Case Study

Lift Station Overhaul Restores Critical Sewage Infrastructure Tacoma, Wash.

Tacoma, WA

Tacoma, WA

Commercial

Lift Station Repairs

This client was relying on a sanitary lift station that had reached the end of its service life. With critical wastewater infrastructure deteriorating in an area that could potentially harm the environment, the client engaged AQUALIS to develop a permanent solution before failure forced an emergency response.

AQUALIS lift station specialists assessed the full extent of the deterioration, then proposed and executed a complete overhaul: every pump, pipe, guide rail and electrical component replaced with infrastructure built to withstand the terminal’s environment. The work was completed in five days without interrupting operations.

The Problem

The lift station’s underground chamber, where wastewater collects before being pumped onward, had been breaking down its own equipment for years. Constant moisture, corrosive gases and saltwater intrusion from the local environment had degraded the pumps, piping and guide rails well past the point where patch repairs could help. The original control panel sat exposed to that same corrosive air rather than sealed away from it, a design weakness that made an unplanned shutdown a matter of when, not if.

A failure could have disrupted sanitary sewer service and triggered costly emergency repairs within this high-risk area.

The site itself raised the degree of difficulty. The station sat in a public right of way, which meant the rebuild carried requirements a typical lift station job does not: permits to saw cut concrete in an active drive lane, traffic control and barricading to protect the public and the crew, and continuous coordination with the terminal and other parties working the site.

Each of those requirements had to be resolved before demolition could begin.

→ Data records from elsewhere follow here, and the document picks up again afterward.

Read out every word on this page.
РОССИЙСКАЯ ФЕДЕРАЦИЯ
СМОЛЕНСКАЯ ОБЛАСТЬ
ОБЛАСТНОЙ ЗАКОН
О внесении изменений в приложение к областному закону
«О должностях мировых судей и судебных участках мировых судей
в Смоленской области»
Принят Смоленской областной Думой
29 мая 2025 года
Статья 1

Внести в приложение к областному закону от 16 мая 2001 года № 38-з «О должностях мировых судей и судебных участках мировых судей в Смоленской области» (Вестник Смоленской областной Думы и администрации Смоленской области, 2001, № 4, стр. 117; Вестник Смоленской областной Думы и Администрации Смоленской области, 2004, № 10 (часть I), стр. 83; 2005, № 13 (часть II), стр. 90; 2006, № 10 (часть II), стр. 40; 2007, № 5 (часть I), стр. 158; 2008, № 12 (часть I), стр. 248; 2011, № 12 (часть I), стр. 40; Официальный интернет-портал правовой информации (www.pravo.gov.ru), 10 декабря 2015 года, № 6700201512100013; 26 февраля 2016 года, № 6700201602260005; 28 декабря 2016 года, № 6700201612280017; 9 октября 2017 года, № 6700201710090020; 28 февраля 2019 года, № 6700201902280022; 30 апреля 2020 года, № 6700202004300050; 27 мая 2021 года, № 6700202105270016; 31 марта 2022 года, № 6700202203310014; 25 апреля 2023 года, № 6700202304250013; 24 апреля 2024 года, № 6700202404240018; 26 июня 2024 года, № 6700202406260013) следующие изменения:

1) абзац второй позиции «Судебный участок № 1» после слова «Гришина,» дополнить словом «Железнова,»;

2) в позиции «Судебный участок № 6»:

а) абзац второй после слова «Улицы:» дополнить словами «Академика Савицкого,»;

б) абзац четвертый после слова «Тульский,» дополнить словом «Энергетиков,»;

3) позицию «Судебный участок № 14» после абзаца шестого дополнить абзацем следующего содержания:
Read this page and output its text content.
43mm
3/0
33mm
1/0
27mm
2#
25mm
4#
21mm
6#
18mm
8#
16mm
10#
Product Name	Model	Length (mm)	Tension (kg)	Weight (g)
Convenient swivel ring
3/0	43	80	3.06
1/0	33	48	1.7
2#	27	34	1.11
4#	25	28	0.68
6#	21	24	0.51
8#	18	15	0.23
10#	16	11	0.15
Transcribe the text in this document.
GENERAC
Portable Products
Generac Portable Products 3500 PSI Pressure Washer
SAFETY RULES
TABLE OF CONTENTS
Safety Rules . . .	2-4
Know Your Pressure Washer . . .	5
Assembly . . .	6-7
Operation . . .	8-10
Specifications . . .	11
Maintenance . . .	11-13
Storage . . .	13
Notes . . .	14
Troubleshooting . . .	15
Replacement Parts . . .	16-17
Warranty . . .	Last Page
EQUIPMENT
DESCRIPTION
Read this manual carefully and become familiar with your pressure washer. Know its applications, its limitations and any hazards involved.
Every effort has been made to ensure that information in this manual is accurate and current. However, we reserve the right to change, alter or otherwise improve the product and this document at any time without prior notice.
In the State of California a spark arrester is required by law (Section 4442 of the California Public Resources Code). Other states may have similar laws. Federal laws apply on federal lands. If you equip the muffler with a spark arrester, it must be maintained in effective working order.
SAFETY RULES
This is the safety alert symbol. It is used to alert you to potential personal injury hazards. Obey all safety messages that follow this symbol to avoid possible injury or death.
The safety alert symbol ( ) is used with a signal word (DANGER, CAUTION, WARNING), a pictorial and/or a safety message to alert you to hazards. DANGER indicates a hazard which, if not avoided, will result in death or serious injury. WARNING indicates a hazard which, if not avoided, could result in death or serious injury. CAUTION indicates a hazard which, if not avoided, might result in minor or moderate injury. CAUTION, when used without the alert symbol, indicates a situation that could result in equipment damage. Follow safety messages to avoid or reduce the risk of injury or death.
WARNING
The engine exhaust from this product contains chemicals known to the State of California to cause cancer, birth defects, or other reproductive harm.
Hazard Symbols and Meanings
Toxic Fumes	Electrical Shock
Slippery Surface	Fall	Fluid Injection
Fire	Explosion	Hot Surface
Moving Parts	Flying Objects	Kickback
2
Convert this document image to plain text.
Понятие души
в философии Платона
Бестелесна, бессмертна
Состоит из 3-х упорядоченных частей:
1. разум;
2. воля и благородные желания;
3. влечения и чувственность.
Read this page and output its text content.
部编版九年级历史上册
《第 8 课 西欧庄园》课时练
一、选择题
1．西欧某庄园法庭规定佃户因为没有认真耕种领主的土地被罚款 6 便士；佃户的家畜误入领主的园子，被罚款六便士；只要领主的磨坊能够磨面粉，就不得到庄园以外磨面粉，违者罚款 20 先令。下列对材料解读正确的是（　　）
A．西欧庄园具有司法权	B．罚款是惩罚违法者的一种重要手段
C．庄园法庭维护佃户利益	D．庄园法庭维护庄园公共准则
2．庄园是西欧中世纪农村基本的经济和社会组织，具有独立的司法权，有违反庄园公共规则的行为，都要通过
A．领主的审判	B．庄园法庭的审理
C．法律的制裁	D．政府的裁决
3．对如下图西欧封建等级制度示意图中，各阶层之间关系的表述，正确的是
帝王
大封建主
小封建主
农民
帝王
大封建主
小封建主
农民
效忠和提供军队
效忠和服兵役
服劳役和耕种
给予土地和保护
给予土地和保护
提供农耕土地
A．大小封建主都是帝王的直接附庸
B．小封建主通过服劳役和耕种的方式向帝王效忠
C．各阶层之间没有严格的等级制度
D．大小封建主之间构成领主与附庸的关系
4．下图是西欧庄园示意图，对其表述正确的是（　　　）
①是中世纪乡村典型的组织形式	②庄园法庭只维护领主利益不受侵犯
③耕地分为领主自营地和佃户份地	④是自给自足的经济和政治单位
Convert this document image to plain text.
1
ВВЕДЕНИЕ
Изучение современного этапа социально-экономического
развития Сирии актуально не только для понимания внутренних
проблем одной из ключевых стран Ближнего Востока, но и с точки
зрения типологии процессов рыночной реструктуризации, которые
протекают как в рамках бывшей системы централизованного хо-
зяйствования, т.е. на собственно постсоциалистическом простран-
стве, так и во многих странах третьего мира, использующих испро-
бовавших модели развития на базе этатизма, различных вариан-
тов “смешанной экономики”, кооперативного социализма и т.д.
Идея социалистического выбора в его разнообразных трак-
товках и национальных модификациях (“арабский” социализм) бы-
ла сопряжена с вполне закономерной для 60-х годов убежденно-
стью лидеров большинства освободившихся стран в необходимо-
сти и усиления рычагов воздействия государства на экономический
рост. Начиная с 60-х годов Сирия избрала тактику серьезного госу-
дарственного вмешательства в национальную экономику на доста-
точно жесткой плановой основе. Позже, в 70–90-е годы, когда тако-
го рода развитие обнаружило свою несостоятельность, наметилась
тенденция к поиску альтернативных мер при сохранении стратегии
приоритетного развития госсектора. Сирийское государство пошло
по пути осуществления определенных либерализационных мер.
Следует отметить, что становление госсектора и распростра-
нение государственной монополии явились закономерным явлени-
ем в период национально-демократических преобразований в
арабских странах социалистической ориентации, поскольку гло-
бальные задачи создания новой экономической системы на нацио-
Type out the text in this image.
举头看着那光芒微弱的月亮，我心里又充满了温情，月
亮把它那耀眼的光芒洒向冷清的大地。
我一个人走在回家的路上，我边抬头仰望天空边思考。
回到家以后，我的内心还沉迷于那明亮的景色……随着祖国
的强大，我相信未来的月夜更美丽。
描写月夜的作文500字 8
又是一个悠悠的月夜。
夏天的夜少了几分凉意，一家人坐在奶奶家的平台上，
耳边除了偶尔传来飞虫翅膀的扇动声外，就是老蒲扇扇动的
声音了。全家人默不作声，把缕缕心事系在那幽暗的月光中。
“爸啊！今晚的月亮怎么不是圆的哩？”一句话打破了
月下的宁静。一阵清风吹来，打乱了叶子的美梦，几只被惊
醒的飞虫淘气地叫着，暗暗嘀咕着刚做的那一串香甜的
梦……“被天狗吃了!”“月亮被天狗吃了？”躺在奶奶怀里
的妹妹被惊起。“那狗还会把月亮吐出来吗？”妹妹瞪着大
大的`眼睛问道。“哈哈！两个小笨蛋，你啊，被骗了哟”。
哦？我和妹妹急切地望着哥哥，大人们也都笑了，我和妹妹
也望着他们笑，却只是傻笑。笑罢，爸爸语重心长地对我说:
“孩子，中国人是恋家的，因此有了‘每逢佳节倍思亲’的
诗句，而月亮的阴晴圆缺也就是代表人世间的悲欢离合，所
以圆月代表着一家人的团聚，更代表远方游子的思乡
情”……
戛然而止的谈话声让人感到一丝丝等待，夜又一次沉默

Before Repairs Before Repairs Pumping Wet Wall Removing Exsiting Equipment Removing existing Equipment wet well repairs completed wet well repairs completed Valve Well Repairs Complete new control panel Control panel before

Taking the Station Offline

Keeping the wastewater flowing while repairing the lift station that handles it  required isolating the system first. AQUALIS crews made confined space entries into the underground chamber to plug the incoming water lines, a task governed by strict safety protocols given the enclosed conditions and hazardous gases present. A temporary pumping setup then kept wastewater moving without interruption while the original components were removed.

Demolition followed over three days. Crews removed every pump, float, length of piping, guide rail, bracket and the failing control panel, then pressure washed the chamber and cleared all accumulated debris, leaving a clean structure ready to receive new equipment.

 

Rebuilding for the Environment

Every site is different. This property had a higher level of scrutiny due to proximity to the local waterway. Standard parts would have failed in the same conditions that destroyed the original system. AQUALIS engineered the replacement around that reality.

 

Mechanical Systems

A new base system was anchored to the station floor with stainless steel fasteners, paired with new stainless steel guide rails built to hold up against constant moisture and saltwater exposure. Two new high-capacity pumps were installed to provide reliable wastewater conveyance for terminal operations, supported by new piping built specifically to resist the saltwater and chemical exposure that destroyed the original system. New sensors control pump operation automatically based on water level.

 

Electrical Systems

The original wiring ran directly through the corrosive underground chamber, exposed to the same conditions that had degraded the mechanical equipment. AQUALIS removed that vulnerability at the source: every electrical connection was relocated out of the chamber and into a new junction box installed above ground by a licensed electrician, built to withstand weather and corrosion. The conduit feeding it was sealed to keep chamber gases from reaching the wiring.

Because the junction box sits in the right of way, AQUALIS installed a traffic-rated enclosure over it to withstand vehicle loads, then backfilled the excavation and poured new concrete to restore the drive lane.

 

Controls

The original control panel was replaced with a modern controller housed in a sealed stainless steel enclosure, built for the same demanding environment that had worn down the equipment it replaced.

By selecting corrosion-resistant materials and relocating vulnerable electrical components, the rebuild addressed the environmental conditions that had accelerated deterioration in the original system.

 

Results

AQUALIS stress tested the rebuilt system and confirmed proper operation before returning the station to service. All removed materials were disposed of off-site in accordance with local and federal regulations.

The complete overhaul was delivered in just five days without disrupting terminal operations.

The site now operates on a lift station engineered for its environment: two new pumps, corrosion-resistant piping and components, electrical systems isolated from the chamber’s harsh conditions and an above-ground electrical setup built to perform in an active right of way. The project replaced equipment on the verge of failure with infrastructure designed to perform reliably for years, delivered through a process that managed permitting, public safety and multi-party coordination without disrupting operations.